Ecco in ordine le conclusioni:
-
noi facciamo parte di quel mondo che abbiamo osservato
-
siamo della stessa pasta, siamo fatti degli stessi atomi e degli stessi segnali di luce che si
scambiano i pini sulle montagne e le stelle nelle galassie
-
se siamo speciali lo siamo nel senso che ognuno è diverso ma non in relazione alla natura o
per la natura
-
tra la realtà esterna e la nostra visione o l’immagine nostra che ci formiamo delle cose ci
sono filtri: la nostra ignoranza ad es., o filtri dovuti alla nostra stessa natura di esseri umani,
ma non in senso kantiano ma derivati dall’evoluzione
-
in noi la disposizione ad osservare prescientifica va distinta dalla disposizione alla fantasia e
al mito; un conto sono le narrazioni mitiche attorno al fuoco che si son fatte per millenni e
un conto l’attitudine a osservare le tracce di antilope per la caccia e per sfamarci
-
nel sapere interagiamo col mondo e ne siamo modificati, il mondo rivela informazione di
altro; siamo immersi in un mondo di cose che è in contatto con altre cose noi nella natura, va
bene, ma la natura è continuo scambio o interazione di informazioni
-
come emerga dalla natura il pensiero e la coscienza non è chiaro ma lo si sta studiando, si
aprono nuove frontiere
-
lo si vede dagli studi della descrizione matematica di stati della soggettività della coscienza
-
domanda cui si cerca di dar risposta: come si forma la coscienza di noi stessi?
-
ma l’uomo è libero? Se seguiamo le regolarità della natura siamo liberi? Rispunta il
problema se siamo liberi o soggetti al determinismo; risposta nuova scientifica al vecchio
problema: in questo mondo di particelle atomiche siamo liberi ma nel contempo non
sfuggiamo alla regolarità della natura
-
allora la libertà di essere = interazione fra miliardi di neuroni
-
l’io = neuroni = complesso di neuroni
-
non siamo coscienti del complesso di neuroni
-
l’imprevedibilità del nostro comportamento è dovuta alla complessità dei neuroni, ne
abbiamo tanti quante sono le stelle in una galassia (100 miliardi)
-
io, come diceva Spinoza, sono il mio corpo
7
-
psicologia = biochimica del cervello
-
il nostro mondo morale, le volizioni, le emozioni, le passioni sono parte della natura
-
umano = natura
-
l’uomo è curioso per natura (e non contro natura), come disse Aristotele
-
ma la specie umana non durerà a lungo, apparteniamo ad un genere di specie a vita breve,
così come siamo consapevoli della nostra morte individuale siamo consapevoli del crollo
della nostra civiltà
-
i cambiamenti climatici e ambientali che abbiamo innescato sono stati brutali e difficilmente
ci risparmieranno
-
«Siamo forse la sola specie sulla terra consapevole dell’inevitabilità della nostra morte
individuale: temo che presto dovremmo diventare anche la specie che vedrà
consapevolmente arrivare la propria fine o quanto meno la fine della propria civiltà»
-
ciò non toglie che la natura è la nostra casa e nella natura siamo a casa
«Per natura amiamo e siamo onesti. E per natura vogliamo sapere di più. E continuiamo a imparare.

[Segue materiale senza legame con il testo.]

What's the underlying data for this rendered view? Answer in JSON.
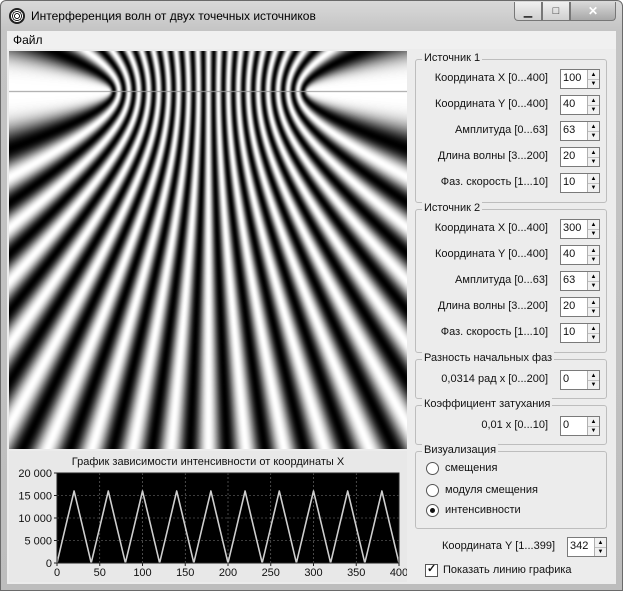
{
  "window": {
    "title": "Интерференция волн от двух точечных источников",
    "min_glyph": "▁",
    "max_glyph": "□",
    "close_glyph": "✕"
  },
  "menu": {
    "file": "Файл"
  },
  "source1": {
    "title": "Источник 1",
    "x_label": "Координата X [0...400]",
    "x_value": "100",
    "y_label": "Координата Y [0...400]",
    "y_value": "40",
    "amp_label": "Амплитуда [0...63]",
    "amp_value": "63",
    "wave_label": "Длина волны [3...200]",
    "wave_value": "20",
    "speed_label": "Фаз. скорость [1...10]",
    "speed_value": "10"
  },
  "source2": {
    "title": "Источник 2",
    "x_label": "Координата X [0...400]",
    "x_value": "300",
    "y_label": "Координата Y [0...400]",
    "y_value": "40",
    "amp_label": "Амплитуда [0...63]",
    "amp_value": "63",
    "wave_label": "Длина волны [3...200]",
    "wave_value": "20",
    "speed_label": "Фаз. скорость [1...10]",
    "speed_value": "10"
  },
  "phase_diff": {
    "title": "Разность начальных фаз",
    "label": "0,0314 рад  x  [0...200]",
    "value": "0"
  },
  "damping": {
    "title": "Коэффициент затухания",
    "label": "0,01  x  [0...10]",
    "value": "0"
  },
  "visualization": {
    "title": "Визуализация",
    "options": [
      "смещения",
      "модуля смещения",
      "интенсивности"
    ],
    "selected": 2
  },
  "line_y": {
    "label": "Координата Y [1...399]",
    "value": "342"
  },
  "show_line": {
    "label": "Показать линию графика",
    "checked": true
  },
  "line_position_y": 40,
  "chart_data": {
    "type": "line",
    "title": "График зависимости интенсивности от координаты X",
    "xlim": [
      0,
      400
    ],
    "ylim": [
      0,
      20000
    ],
    "x_ticks": [
      0,
      50,
      100,
      150,
      200,
      250,
      300,
      350,
      400
    ],
    "y_ticks": [
      0,
      5000,
      10000,
      15000,
      20000
    ],
    "y_tick_labels": [
      "0",
      "5 000",
      "10 000",
      "15 000",
      "20 000"
    ],
    "x": [
      0,
      10,
      20,
      30,
      40,
      50,
      60,
      70,
      80,
      90,
      100,
      110,
      120,
      130,
      140,
      150,
      160,
      170,
      180,
      190,
      200,
      210,
      220,
      230,
      240,
      250,
      260,
      270,
      280,
      290,
      300,
      310,
      320,
      330,
      340,
      350,
      360,
      370,
      380,
      390,
      400
    ],
    "y": [
      0,
      8000,
      16000,
      8000,
      0,
      8000,
      16000,
      8000,
      0,
      8000,
      16000,
      8000,
      0,
      8000,
      16000,
      8000,
      0,
      8000,
      16000,
      8000,
      0,
      8000,
      16000,
      8000,
      0,
      8000,
      16000,
      8000,
      0,
      8000,
      16000,
      8000,
      0,
      8000,
      16000,
      8000,
      0,
      8000,
      16000,
      8000,
      0
    ],
    "background": "#000000",
    "line_color": "#cfcfcf",
    "grid_color": "#7a7a7a"
  }
}
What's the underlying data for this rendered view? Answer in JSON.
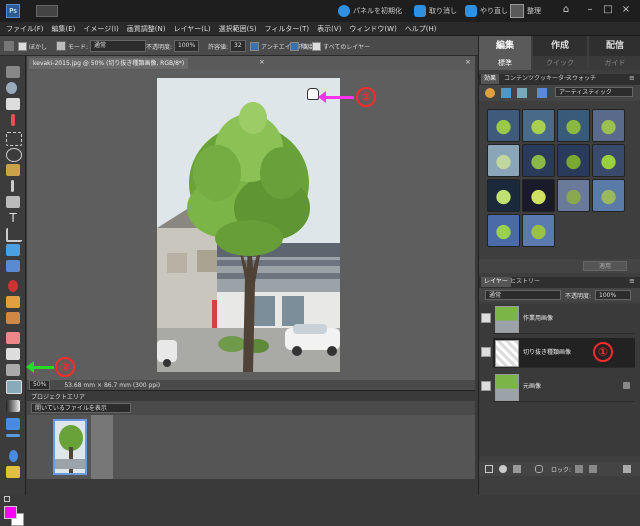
{
  "titlebar": {
    "reset_panels": "パネルを初期化",
    "undo": "取り消し",
    "redo": "やり直し",
    "organize": "整理"
  },
  "menu": [
    "ファイル(F)",
    "編集(E)",
    "イメージ(I)",
    "画質調整(N)",
    "レイヤー(L)",
    "選択範囲(S)",
    "フィルター(T)",
    "表示(V)",
    "ウィンドウ(W)",
    "ヘルプ(H)"
  ],
  "options": {
    "feather_label": "ぼかし",
    "mode_label": "モード:",
    "mode_value": "通常",
    "opacity_label": "不透明度:",
    "opacity_value": "100%",
    "tolerance_label": "許容値:",
    "tolerance_value": "32",
    "antialias": "アンチエイリアス",
    "contiguous": "隣接",
    "all_layers": "すべてのレイヤー"
  },
  "document": {
    "tab_title": "kevaki-2015.jpg @ 50% (切り抜き種類画像, RGB/8*)",
    "zoom": "50%",
    "dimensions": "53.68 mm × 86.7 mm (300 ppi)"
  },
  "project": {
    "title": "プロジェクトエリア",
    "filter": "開いているファイルを表示"
  },
  "right": {
    "tabs": [
      "編集",
      "作成",
      "配信"
    ],
    "subtabs": [
      "標準",
      "クイック",
      "ガイド"
    ],
    "effects_tabs": [
      "効果",
      "コンテンツ",
      "クッキーター",
      "スウォッチ"
    ],
    "artistic": "アーティスティック",
    "apply": "適用",
    "layer_tabs": [
      "レイヤー",
      "ヒストリー"
    ],
    "blend_mode": "通常",
    "opacity_label": "不透明度:",
    "opacity_value": "100%",
    "layers": [
      "作業用画像",
      "切り抜き種類画像",
      "元画像"
    ],
    "lock_label": "ロック:"
  },
  "annotations": [
    "①",
    "②",
    "③"
  ]
}
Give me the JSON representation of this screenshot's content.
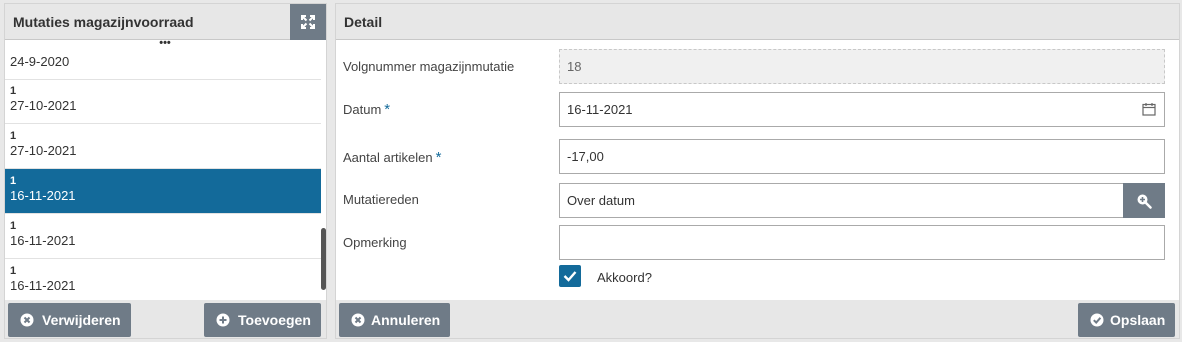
{
  "left": {
    "title": "Mutaties magazijnvoorraad",
    "more_indicator": "•••",
    "items": [
      {
        "num": "",
        "date": "24-9-2020"
      },
      {
        "num": "1",
        "date": "27-10-2021"
      },
      {
        "num": "1",
        "date": "27-10-2021"
      },
      {
        "num": "1",
        "date": "16-11-2021"
      },
      {
        "num": "1",
        "date": "16-11-2021"
      },
      {
        "num": "1",
        "date": "16-11-2021"
      }
    ],
    "selected_index": 3,
    "delete_label": "Verwijderen",
    "add_label": "Toevoegen"
  },
  "detail": {
    "title": "Detail",
    "fields": {
      "volgnummer": {
        "label": "Volgnummer magazijnmutatie",
        "value": "18"
      },
      "datum": {
        "label": "Datum",
        "value": "16-11-2021",
        "required": "*"
      },
      "aantal": {
        "label": "Aantal artikelen",
        "value": "-17,00",
        "required": "*"
      },
      "mutatiereden": {
        "label": "Mutatiereden",
        "value": "Over datum"
      },
      "opmerking": {
        "label": "Opmerking",
        "value": ""
      }
    },
    "akkoord": {
      "label": "Akkoord?",
      "checked": true
    },
    "cancel_label": "Annuleren",
    "save_label": "Opslaan"
  },
  "colors": {
    "accent": "#136a9a",
    "button": "#6f7b87",
    "header": "#e7e7e7"
  },
  "icons": [
    "expand-icon",
    "calendar-icon",
    "zoom-icon",
    "times-circle-icon",
    "plus-circle-icon",
    "check-circle-icon",
    "check-icon"
  ]
}
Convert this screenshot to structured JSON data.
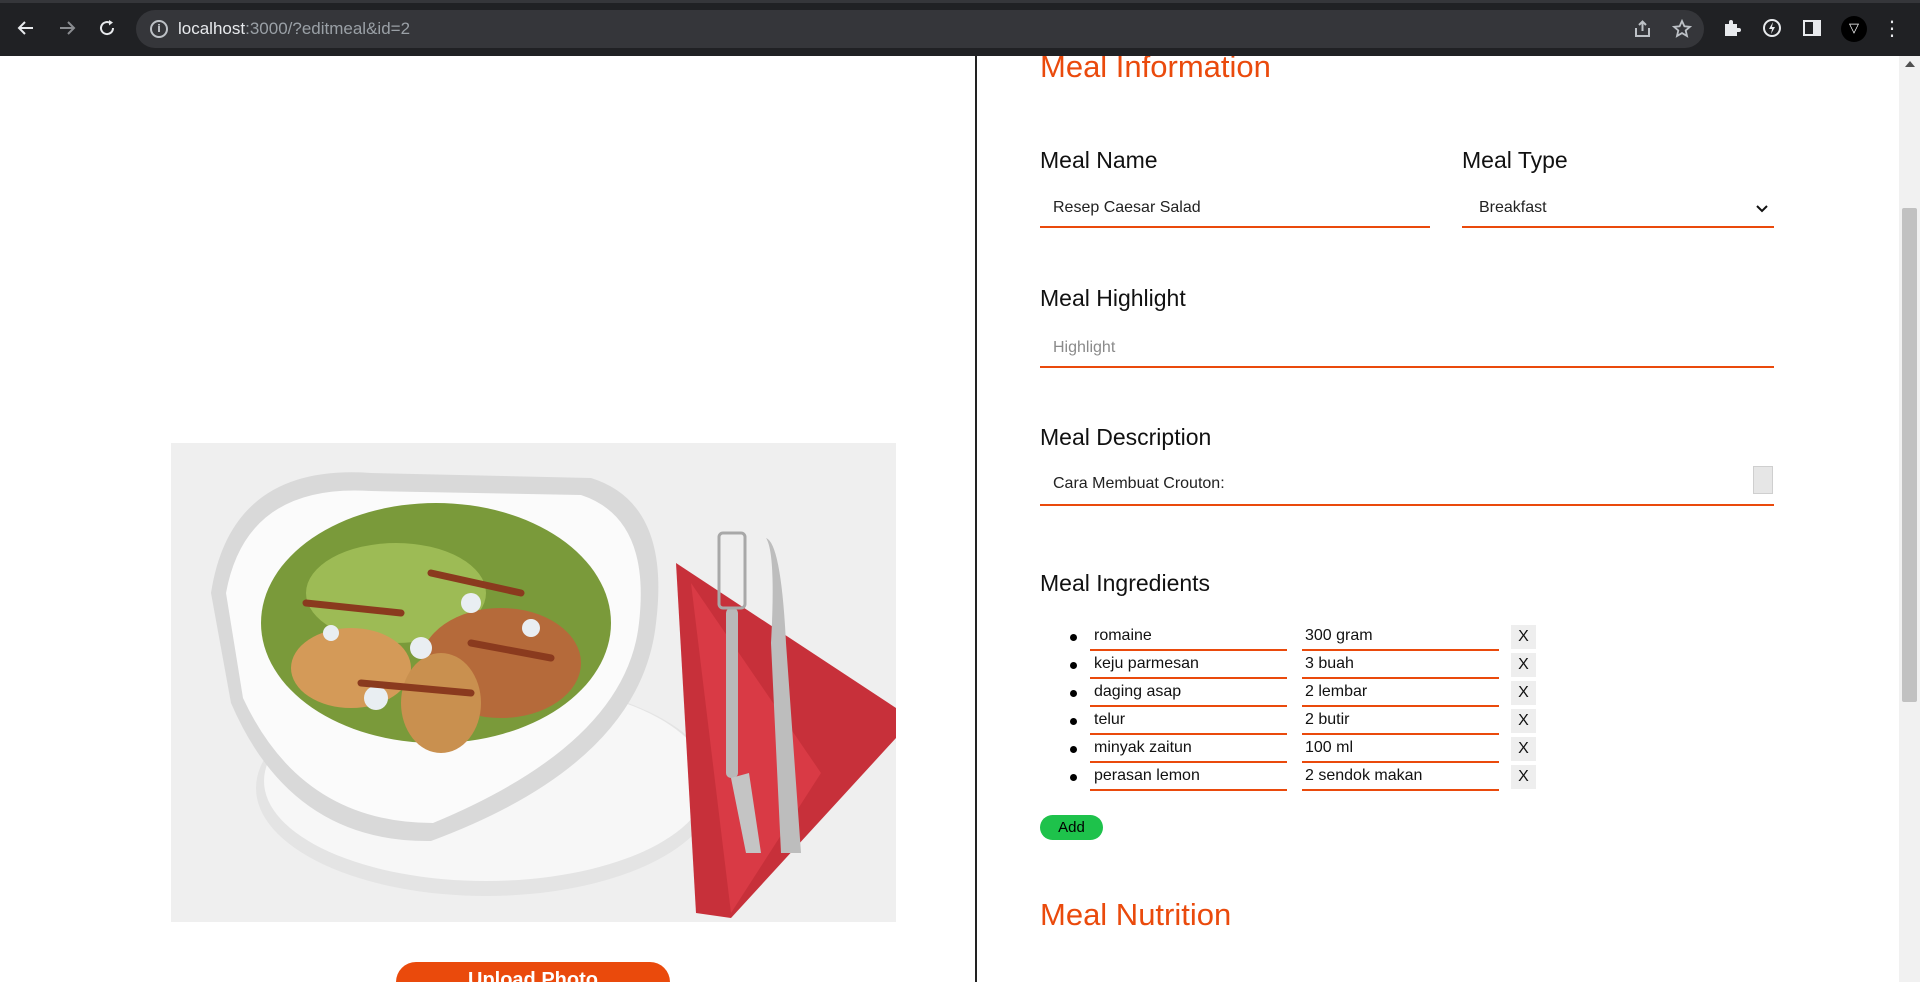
{
  "browser": {
    "url_host": "localhost",
    "url_path": ":3000/?editmeal&id=2",
    "icons": [
      "back-icon",
      "forward-icon",
      "reload-icon",
      "site-info-icon",
      "share-icon",
      "bookmark-star-icon",
      "extensions-icon",
      "extension-icon",
      "side-panel-icon",
      "profile-avatar",
      "more-menu-icon"
    ]
  },
  "left": {
    "photo_alt": "Caesar salad in white bowl with fork and knife on red napkin",
    "upload_label": "Upload Photo"
  },
  "form": {
    "section_info": "Meal Information",
    "meal_name_label": "Meal Name",
    "meal_name_value": "Resep Caesar Salad",
    "meal_type_label": "Meal Type",
    "meal_type_value": "Breakfast",
    "highlight_label": "Meal Highlight",
    "highlight_placeholder": "Highlight",
    "description_label": "Meal Description",
    "description_value": "Cara Membuat Crouton:",
    "ingredients_label": "Meal Ingredients",
    "ingredients": [
      {
        "name": "romaine",
        "qty": "300 gram",
        "remove": "X"
      },
      {
        "name": "keju parmesan",
        "qty": "3 buah",
        "remove": "X"
      },
      {
        "name": "daging asap",
        "qty": "2 lembar",
        "remove": "X"
      },
      {
        "name": "telur",
        "qty": "2 butir",
        "remove": "X"
      },
      {
        "name": "minyak zaitun",
        "qty": "100 ml",
        "remove": "X"
      },
      {
        "name": "perasan lemon",
        "qty": "2 sendok makan",
        "remove": "X"
      }
    ],
    "add_label": "Add",
    "section_nutrition": "Meal Nutrition"
  },
  "colors": {
    "accent": "#ea4a0c",
    "add_button": "#1ec24b",
    "chrome_bg": "#202124"
  }
}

La nostra conoscenza del mondo continua a crescere. Ci sono frontiere dove stiamo imparando e
brucia il nostro desiderio di sapere. Sono nelle profondità più minute del tessuto dello spazio, nelle
origini del cosmo, nella natura del tempo, nel fato dei buchi neri e nel funzionamento del nostro stesso
pensiero»
«Qui, sul bordo di quello che sappiamo, a contatto dell’oceano di ciò che non sappiamo, brillano il
mistero del mondo, la bellezza del mondo, e ci lasciano senza fiato.»